La diminuzione della pressione arteriosa in risposta ad un allenamento con esercizi ritmici è stata documentata sia negli individui normotesi che in quelli ipertesi. Stranamente l’effetto ipotensivo non è sempre associato ad un significativo aumento del V02 max indotto dall’allenamento. Recentemente alcuni studi hanno dimostrato che la pressione arteriosa può essere ridotta tramite un allenamento di resistenza, che sembra avere un piccolo effetto sul VO2 max.

 

Vi è un’esperienza empirica, anche se limitata, che un regime di allenamento, che non ha potenziale per aumentare il VO2 max e riguarda uno sforzo strettamente isometrico, può esercitare degli effetti ipotensivi. Kiveloff e Huber rivelarono che gli sforzi isometrici abbassavano la pressione arteriosa in un gruppo di pazienti ipertesi dopo 5 / 8 settimane di allenamento.

 

La mancata quantificazione degli esercizi precluse delle conclusioni concrete riguardo la vera efficacia dell’allenamento isometrico. Più recentemente Buck e Donner confermarono l’effetto benefico dell’esercizio isometrico sulla pressione arteriosa.

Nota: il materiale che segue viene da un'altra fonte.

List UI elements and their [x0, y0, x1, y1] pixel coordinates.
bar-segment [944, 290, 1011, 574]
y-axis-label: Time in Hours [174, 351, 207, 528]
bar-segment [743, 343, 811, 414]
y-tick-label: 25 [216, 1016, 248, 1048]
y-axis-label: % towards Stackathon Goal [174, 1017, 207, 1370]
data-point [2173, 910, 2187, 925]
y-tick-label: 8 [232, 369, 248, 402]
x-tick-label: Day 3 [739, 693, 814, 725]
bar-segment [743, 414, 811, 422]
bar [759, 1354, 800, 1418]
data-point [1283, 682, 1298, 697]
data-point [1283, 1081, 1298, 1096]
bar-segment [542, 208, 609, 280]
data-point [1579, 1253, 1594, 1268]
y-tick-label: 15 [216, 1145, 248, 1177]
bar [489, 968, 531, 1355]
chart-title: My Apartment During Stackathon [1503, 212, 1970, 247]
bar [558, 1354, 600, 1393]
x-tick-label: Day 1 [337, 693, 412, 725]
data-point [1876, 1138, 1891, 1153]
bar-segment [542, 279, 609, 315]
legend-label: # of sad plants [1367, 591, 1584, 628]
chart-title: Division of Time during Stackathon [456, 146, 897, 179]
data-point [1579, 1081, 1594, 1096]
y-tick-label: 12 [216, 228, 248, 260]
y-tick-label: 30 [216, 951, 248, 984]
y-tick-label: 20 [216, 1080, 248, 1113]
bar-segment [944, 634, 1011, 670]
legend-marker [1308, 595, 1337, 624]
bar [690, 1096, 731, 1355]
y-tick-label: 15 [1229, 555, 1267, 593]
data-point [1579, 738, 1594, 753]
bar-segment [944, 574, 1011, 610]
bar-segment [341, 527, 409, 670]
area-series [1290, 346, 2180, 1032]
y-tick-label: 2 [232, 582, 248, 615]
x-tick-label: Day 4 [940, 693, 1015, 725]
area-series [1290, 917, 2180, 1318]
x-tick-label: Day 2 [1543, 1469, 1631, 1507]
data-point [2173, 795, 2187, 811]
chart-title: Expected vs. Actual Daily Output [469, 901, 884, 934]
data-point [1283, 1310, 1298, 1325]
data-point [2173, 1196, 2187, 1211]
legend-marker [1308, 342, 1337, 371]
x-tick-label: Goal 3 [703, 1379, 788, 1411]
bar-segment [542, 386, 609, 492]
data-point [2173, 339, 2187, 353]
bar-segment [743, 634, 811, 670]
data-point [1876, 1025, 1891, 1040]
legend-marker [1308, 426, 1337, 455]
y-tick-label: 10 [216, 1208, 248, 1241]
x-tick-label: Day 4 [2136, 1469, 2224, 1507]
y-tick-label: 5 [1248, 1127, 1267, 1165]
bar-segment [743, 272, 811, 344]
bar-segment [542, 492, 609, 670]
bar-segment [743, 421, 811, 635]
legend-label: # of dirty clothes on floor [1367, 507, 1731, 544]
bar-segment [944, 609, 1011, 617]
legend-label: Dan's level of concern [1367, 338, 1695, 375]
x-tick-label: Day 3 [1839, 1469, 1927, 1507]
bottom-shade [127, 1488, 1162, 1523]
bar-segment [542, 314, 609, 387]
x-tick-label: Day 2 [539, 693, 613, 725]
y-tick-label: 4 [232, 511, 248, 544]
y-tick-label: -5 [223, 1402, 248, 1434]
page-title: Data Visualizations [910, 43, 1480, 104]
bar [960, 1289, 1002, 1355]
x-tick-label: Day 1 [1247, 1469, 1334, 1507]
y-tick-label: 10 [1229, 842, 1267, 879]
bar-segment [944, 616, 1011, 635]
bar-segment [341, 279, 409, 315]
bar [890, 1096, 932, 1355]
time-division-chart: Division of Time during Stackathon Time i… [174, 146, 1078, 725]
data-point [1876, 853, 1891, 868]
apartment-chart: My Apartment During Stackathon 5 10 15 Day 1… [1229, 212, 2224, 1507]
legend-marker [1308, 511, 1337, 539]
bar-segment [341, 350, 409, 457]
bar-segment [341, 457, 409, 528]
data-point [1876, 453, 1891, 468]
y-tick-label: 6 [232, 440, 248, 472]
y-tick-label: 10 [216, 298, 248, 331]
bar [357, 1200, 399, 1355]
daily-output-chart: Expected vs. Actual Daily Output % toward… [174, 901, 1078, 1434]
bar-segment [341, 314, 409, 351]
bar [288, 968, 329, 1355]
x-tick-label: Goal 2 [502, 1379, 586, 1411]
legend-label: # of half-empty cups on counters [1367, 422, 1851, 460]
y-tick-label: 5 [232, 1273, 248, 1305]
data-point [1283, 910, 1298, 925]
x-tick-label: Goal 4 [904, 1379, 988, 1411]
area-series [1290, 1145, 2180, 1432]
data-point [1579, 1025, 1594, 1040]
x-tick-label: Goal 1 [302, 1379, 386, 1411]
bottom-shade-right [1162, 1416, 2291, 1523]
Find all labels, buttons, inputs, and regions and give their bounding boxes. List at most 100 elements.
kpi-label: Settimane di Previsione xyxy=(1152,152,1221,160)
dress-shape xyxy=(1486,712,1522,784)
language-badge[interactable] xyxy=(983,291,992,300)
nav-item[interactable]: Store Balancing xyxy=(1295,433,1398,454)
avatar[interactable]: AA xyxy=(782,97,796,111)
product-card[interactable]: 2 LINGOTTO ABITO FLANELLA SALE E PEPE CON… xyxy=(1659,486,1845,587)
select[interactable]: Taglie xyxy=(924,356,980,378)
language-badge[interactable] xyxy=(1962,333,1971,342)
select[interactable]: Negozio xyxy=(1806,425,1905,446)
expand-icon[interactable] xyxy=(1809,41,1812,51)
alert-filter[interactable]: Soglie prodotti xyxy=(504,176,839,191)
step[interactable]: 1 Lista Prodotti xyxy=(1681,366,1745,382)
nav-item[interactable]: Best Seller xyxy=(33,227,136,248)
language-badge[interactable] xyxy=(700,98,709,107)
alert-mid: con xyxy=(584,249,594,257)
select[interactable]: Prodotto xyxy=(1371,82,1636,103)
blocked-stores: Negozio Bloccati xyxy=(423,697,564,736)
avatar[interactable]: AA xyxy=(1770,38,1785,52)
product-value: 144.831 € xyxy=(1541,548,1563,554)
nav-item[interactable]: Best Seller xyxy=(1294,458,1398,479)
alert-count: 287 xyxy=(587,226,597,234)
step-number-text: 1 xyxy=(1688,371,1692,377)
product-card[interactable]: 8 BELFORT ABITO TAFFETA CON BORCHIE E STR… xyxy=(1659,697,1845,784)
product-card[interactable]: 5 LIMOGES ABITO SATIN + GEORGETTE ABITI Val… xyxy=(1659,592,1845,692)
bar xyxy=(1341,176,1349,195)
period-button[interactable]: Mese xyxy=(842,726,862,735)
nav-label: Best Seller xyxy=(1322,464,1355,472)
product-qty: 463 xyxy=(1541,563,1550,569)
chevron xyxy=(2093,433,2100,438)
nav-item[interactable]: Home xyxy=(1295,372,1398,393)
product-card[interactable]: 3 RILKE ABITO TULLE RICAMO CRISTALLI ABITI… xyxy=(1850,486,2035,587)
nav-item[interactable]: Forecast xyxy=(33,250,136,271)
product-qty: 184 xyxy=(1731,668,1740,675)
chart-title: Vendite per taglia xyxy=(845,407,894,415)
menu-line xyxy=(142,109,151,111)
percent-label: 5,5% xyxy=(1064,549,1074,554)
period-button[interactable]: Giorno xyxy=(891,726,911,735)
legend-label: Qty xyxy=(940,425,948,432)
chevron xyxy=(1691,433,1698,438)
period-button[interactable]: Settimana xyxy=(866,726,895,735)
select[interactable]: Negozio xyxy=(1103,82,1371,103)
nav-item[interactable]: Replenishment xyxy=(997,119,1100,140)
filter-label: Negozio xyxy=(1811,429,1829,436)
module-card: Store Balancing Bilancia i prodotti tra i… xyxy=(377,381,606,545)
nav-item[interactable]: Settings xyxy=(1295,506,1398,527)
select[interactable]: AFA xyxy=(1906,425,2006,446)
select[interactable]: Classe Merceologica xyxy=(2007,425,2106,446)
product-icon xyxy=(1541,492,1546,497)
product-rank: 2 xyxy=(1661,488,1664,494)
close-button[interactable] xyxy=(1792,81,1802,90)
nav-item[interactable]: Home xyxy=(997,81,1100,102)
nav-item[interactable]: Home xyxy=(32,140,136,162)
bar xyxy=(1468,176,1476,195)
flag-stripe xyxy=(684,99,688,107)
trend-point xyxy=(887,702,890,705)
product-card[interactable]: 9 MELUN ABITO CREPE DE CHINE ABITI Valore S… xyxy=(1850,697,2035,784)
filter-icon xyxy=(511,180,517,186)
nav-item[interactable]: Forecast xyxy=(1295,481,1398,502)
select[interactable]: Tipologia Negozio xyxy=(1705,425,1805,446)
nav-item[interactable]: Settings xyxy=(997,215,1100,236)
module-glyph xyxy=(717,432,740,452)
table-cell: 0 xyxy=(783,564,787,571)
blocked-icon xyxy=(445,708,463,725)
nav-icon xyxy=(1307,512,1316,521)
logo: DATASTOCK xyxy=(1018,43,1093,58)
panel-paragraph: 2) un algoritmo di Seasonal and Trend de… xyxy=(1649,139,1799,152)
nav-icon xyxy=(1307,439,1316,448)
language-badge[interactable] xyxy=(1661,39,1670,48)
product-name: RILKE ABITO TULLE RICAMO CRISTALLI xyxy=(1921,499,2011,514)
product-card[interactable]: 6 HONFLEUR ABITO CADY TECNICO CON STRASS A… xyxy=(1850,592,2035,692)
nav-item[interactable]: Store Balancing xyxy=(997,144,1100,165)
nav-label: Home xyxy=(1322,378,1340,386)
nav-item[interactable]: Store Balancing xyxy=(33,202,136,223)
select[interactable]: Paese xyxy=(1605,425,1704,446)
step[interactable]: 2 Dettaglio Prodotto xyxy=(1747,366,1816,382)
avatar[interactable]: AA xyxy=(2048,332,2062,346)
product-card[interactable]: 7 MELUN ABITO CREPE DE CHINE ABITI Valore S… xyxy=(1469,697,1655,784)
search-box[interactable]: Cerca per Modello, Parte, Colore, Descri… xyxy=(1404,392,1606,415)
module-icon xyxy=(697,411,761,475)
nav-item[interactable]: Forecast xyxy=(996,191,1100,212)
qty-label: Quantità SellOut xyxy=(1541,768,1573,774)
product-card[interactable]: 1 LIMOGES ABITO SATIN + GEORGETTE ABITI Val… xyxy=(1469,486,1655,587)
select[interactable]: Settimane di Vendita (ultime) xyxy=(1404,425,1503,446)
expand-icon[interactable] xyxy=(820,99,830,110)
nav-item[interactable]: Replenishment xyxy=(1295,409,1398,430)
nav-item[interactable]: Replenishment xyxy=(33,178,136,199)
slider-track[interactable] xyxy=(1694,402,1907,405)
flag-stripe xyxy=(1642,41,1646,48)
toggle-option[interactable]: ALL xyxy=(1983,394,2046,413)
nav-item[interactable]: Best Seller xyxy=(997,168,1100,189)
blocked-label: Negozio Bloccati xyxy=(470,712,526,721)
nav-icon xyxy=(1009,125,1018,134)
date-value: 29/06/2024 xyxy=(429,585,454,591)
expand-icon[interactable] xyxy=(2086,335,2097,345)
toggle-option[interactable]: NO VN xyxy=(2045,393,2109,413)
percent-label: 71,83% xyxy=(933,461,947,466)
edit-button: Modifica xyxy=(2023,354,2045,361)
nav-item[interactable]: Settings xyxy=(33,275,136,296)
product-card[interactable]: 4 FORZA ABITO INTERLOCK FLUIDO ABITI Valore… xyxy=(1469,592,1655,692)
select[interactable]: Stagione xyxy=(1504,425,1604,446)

Considerando fattori interferenti l’obesità, l’alcoolismo e il fumo, conclusero che l’esecuzione giornaliera di attività isometrica ad alto livello previene l’insorgenza dell’ipertensione. Sono stati richiesti esperimenti controllati per documentare chiaramente gli adattamenti che risultavano dall`allenamento isometrico; fino ad ora però nessuno studio è stato esaustivo.

 

Ipotizzando che l’allenamento isometrico con l’utilizzo di serie ripetute e contrazioni brevi, abbasserebbe effettivamente la pressione, abbiamo completato due studi relativi ad esso.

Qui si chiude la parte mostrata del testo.